House and Senate Republicans are stuck in a debate about oversight of the state’s largest mental health provider and who will control mental health services for hundreds of thousands of North Carolinians.
A conference committee could decide the fate of House Bill 403, which passed each legislative chamber in dramatically different versions. The House, and some senators, want tougher oversight of Cardinal Innovations Healthcare Services, the state’s largest mental-health provider. The Senate version of the bill goes easier on Cardinal, critics say. It also would replace a system of regional, state-regulated managed-care entities (known as Local Management Entities/Managed Care Organizations) with managed-care groups that could be run statewide by for-profit companies or medical provider networks.
Cardinal came under fire after a state performance audit cited the health care giant for improper and questionable practices. The Cardinal audit unearthed a large pool of cash reserves. It also concluded Cardinal improperly paid $1.2 million in executive salaries, issued exorbitant bonuses, held expensive staff events, rented high-end office space, and booked charter jet flights for in-state meetings, among other findings.
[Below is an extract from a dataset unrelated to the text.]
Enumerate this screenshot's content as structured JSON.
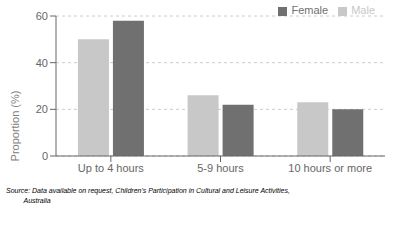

The House unanimously passed H.B. 403 to boost oversight of Cardinal, and improve the operation of all LME/MCOs.
“I would think based on the people that they serve they’ve lost their way,” Sen. Tommy Tucker, R-Union, said of Cardinal. He helped to create the LME/MCO system, and supports the House-passed version of H.B. 403.
House members say the Senate is too lenient in its treatment of Cardinal, whose lobbyists include former state Sen. Tom Apodaca, R-Henderson, and for which former state Rep. Rob Bryan is a senior vice president.
The House and some Senate Republicans want the state to maintain control of the mental health system using the LME/MCO model.
Sen. Ralph Hise, R-Mitchell, and other Senate Republicans instead want to dissolve the LME/MCOs and transfer their assets to the state Department of Health and Human Services. Hise and his legislative allies hope to create a new system of for-profit managed care organizations and provider-led entities.
Hise, a co-chairman of the Senate Health Care Committee, rewrote H.B. 403 when it reached the Senate. His version would overhaul Medicaid policy and accelerate mental health reforms. It passed the Senate by a 36-10 vote a couple of days before the General Assembly recessed.
“We would like to resolve this, but only if the Senate abandons their attempts to renegotiate the previously agreed-to Medicaid reform plan. The House is not interested in changing that plan,” said Rep. Donny Lambeth, R-Forsyth. Lambeth, former president of N.C. Baptist Hospital, is one of the three House conferees.
With legislative sessions set for August and September, the two chambers could make a deal “if the Senate desires to talk,” Lambeth said.
State Rep. Nelson Dollar, R-Wake, an architect of the LME/MCO system, said nothing in the Senate plan would improve behavioral health care. Both DHHS and medical providers oppose it, and the Senate shakeup could reverse gains in mental health care delivery.
The current public/private managed care system helps patients, Dollar said. He is not confident the Senate’s alternative would do as well.
The LME/MCO system has saved hundreds of millions of dollars a year in Medicaid spending, Dollar said, replacing massive annual deficits with surpluses. Keeping taxpayer costs under control has “created stability in the behavioral health system that was not true in the prior decade.”
Hise, who chairs the Senate conference committee, has not responded to requests for comment.
Seven geographically arranged LME/MCOs administer services for mental health, substance abuse, and intellectual and developmental disabilities. Critics worry Cardinal could become one of a handful of statewide commercial managed care networks administering mental health services under the Hise plan, at the expense of smaller entities that have not abused the system.
Mary Hooper, executive director of the NC Council of Community Programs, which represents the state’s LME/MCOs, opposes Hise’s plan. She says it would disrupt a service and payment system that works well.
“Consumers are being served, providers get paid, and savings are being reinvested into more services” by the managed-care groups, Hooper said.
Tucker said most LME/MCOs are doing their job. “They seem to be overshadowed by the extravagance of Cardinal.”
Critics of the regional networks say they have accumulated $1 billion in reserves that should have been spent providing services.
The NC Council of Community Programs denies that contention.
A financial-standing document for March 2017 shows LME/MCOs all told had nearly $724 million in cash and short-term investments from funds allocated for mental health, substance abuse, and intellectual and developmental disability services.
But they owed money to providers, had a statutory obligation to maintain a 30-day operating cash reserve, and had to replace state budget cuts to indigent services, totaling $472 million.
Federal law also requires the LME/MCO system to maintain a Medicaid Risk Reserve fund of $224.3 million.